Tuesday, May 08, 2012

Path to Patient

Patient-centered medicine! This phrase gets mentioned a lot nowadays. What does it exactly mean and while thinking about improved patient care what do the stakeholders need to be cognizant about? Here is a an excerpt from the Maizes et. al. (2009) article on integrative medicine and patient-centered care (Commissioned for the IOM Summit on Integrative Medicine and the Health of the Public). "Patient-centered care is defined as care that informs and involves patients in medical decision making and self-management; coordinates and integrates medical care; provides physical comfort and emotional support; understands the patients’ concept of illness and their cultural beliefs; and understands and applies principles of disease prevention and behavioral change appropriate to diverse populations."

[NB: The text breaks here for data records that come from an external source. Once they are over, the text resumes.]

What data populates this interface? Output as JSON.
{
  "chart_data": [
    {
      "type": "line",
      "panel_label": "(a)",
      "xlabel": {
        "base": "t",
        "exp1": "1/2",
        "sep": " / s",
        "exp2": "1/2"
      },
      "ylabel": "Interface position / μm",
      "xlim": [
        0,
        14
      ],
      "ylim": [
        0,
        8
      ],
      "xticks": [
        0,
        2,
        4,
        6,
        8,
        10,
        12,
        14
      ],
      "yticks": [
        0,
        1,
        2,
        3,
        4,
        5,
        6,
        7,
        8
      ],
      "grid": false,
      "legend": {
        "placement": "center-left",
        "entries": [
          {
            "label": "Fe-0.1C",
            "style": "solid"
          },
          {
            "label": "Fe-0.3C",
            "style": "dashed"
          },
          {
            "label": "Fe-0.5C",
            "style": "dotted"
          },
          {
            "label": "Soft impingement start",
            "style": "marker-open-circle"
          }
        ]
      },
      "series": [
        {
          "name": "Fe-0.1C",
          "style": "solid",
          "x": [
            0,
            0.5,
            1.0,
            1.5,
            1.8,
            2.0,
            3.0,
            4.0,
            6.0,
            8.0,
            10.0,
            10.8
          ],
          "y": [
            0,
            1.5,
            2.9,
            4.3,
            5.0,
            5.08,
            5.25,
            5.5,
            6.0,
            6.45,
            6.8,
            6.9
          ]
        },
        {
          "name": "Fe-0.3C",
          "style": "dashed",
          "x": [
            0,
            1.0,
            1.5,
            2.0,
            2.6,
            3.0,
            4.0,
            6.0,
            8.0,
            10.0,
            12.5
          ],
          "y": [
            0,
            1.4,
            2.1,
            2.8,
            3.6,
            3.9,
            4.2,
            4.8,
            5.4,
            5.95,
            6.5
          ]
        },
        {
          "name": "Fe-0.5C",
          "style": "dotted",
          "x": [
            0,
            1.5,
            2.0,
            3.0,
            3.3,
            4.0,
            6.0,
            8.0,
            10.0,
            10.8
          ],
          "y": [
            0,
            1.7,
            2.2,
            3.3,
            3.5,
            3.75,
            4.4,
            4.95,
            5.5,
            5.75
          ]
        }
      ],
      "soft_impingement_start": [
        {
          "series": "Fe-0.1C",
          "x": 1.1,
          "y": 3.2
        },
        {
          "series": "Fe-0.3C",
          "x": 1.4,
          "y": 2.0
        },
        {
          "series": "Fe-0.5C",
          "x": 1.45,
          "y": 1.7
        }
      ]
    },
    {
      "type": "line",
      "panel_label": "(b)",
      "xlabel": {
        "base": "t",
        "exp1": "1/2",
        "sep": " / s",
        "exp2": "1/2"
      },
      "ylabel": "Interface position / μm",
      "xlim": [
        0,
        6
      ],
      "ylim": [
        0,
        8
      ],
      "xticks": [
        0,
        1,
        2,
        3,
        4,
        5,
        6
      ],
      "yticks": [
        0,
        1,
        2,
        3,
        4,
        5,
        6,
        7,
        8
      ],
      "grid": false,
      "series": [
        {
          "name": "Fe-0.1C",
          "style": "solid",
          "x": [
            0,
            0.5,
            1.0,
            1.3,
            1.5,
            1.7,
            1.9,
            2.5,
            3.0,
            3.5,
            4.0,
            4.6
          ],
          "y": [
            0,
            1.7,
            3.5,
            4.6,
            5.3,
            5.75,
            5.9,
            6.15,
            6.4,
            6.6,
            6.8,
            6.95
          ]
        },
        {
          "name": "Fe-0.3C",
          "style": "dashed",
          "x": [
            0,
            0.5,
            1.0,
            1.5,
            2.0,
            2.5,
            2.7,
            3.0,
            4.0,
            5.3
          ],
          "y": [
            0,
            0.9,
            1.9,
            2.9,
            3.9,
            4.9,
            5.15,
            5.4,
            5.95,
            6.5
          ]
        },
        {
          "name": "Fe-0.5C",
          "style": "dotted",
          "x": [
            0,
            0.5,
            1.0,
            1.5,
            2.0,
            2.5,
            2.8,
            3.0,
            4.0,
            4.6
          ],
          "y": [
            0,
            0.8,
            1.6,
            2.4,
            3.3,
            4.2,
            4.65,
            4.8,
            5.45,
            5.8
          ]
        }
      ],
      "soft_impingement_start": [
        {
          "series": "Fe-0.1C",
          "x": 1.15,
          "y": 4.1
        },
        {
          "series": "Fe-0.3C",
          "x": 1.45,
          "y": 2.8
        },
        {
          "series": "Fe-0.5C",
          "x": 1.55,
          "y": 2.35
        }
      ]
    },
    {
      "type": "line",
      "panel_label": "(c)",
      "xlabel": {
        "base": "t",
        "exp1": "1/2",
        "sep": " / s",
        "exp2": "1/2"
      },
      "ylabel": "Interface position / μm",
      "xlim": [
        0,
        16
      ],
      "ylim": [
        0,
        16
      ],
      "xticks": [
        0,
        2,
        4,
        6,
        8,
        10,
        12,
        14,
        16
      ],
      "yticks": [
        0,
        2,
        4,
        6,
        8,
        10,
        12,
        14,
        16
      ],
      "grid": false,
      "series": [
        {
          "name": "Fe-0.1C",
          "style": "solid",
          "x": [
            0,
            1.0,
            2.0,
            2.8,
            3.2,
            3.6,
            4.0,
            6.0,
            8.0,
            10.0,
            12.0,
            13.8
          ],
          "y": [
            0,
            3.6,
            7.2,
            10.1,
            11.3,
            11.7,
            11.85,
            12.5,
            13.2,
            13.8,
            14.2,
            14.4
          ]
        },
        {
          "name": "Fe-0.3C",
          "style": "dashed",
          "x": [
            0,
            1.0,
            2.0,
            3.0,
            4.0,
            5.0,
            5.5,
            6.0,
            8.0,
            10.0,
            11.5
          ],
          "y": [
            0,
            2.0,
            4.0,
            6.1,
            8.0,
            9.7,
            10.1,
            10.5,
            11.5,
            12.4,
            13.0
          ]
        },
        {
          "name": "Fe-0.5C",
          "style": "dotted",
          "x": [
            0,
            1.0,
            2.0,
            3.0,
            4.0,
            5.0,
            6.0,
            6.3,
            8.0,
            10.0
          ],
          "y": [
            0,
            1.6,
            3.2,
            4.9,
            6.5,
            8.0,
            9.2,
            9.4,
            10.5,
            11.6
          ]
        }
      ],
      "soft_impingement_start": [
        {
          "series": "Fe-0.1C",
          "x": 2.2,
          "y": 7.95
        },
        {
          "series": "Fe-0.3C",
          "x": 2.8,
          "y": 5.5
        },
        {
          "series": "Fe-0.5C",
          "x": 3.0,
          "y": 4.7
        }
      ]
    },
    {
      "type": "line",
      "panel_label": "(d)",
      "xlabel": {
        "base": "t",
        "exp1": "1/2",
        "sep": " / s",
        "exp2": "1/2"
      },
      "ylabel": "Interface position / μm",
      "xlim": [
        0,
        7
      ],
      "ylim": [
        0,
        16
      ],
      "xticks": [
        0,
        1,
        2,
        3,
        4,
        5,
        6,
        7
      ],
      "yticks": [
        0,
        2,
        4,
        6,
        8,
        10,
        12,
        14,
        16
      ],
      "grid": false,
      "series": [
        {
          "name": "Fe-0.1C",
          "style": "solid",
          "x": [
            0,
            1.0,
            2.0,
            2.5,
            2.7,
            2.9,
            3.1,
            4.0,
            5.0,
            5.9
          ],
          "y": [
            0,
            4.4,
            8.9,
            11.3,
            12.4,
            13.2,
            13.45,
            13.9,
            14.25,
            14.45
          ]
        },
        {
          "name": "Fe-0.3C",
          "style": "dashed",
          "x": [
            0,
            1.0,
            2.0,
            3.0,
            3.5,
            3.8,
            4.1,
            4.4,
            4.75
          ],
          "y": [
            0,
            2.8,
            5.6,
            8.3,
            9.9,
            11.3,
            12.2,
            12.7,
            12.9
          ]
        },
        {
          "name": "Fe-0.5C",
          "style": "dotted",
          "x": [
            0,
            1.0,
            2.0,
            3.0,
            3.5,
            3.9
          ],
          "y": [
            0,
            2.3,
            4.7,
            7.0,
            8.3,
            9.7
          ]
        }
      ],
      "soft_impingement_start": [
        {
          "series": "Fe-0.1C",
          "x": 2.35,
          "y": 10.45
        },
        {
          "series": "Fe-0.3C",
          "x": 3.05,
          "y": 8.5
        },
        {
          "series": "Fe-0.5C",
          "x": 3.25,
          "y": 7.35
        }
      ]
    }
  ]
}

A number of articles talking about patient-centered hospital design, new business models (the shift from product-centric culture to a more integrated patient centered company) and other ways to differentiate the drugs/devices with surrogate + value driven outcomes keeps the conversation active. Charles L. Bardes, M.D. gives his perspective on defining patient-centered medicine through this article in NEJM. He mentions an important aspect of patient and doctor working together without any inhibitions. I like the way Dr. Bardes puts it across: 'The patient and the doctor must coexist in a therapeutic, social, and economic relation of mutual and highly interwoven prerogatives.'

The number of smartphone apps are on the rise targeting patient monitoring, health education, data aggregation, and other aspects of the care cycle. New innovative companies are using next generation technologies and leveraging the mobile phones for diagnostic medicine especially targeting developing countries. The number of business opportunities for all emerging entrepreneurs and the life sciences industry are abundant. In the medical device industry, typically 3-5 companies control almost 70-80% of the respective markets and the other 20-30% smaller companies is where disruptive innovation happens. Of course, most of these companies get snapped up by bigger players sooner or later. M&A has been the strategy for many of the big players in the industry. Covidien is an excellent example which has grown significantly due to acquisitions has been very active in buying companies (Barrx Medical, Oridion Systems, Newport Medical Instruments, Reverse Medical, superDimension) within the last year spread across different business units. This again brings back the topic to niche focus and helping patients, in effect, answering the questions - where is the unmet need and how can we solve it?

The strategic focus on keeping the patient at the center affects your marketing and business planning,  R&D innovation, decision making and the most important thing - execution. From medical device and pharmaceutical perspective two emerging themes which address the patient aspects are reverse innovation and personalized medicine. A couple of months back Babson College organized the Healthcare and Life Sciences forum which was based on the theme: Path to Patient. 

Rodrigo Martinez of IDEO brought up an interesting point during this panel - why do we keep discussing about patient experience in healthcare? Some of his thoughts are captured here:
  1. Connect with people – stop thinking about only treating patients 
  2. Health information usually serves a transactional goal – needs to be engagement platform 
  3. Healthcare isn’t a system, it is an emergent network – we should collectively fail, learn and improve 
  4. Market research often confirms the past – needs to open creative doors 
  5. Business goals keep trumping patient experience 
Patient participation is imperative as payers and providers address the cost effectiveness of adherence. The Patient Centered Outcomes Research Institute (PCORI) was created to measure and establish the best practices to deliver more effective care to the patient (compare the effectiveness of health treatments and strategies through research to make informed decisions). Medtronic's Omar Ishrakh had recently brought up the important aspect of delivery model in emerging markets which also relates a lot to the topic of this article.  He emphasized the new patient-centered approach due to lack of medical infrastructure and awareness. The growing fields of HEOR and market access continue to capture the patient perspective focusing on clinical, economic and patient-reported outcomes. The new entities formed as part of the recent reforms can provide the platform to the changing doctor patient relationship. Patient Centered Medical Homes (PCMH) and Accountable Care Organizations (ACO) are bringing the care provider especially the primary care physician  in focus for the entire care delivery process. It will be interesting to see over the next couple of years how these aspects affect the changing dynamics and how participatory medicine integrates with the current system.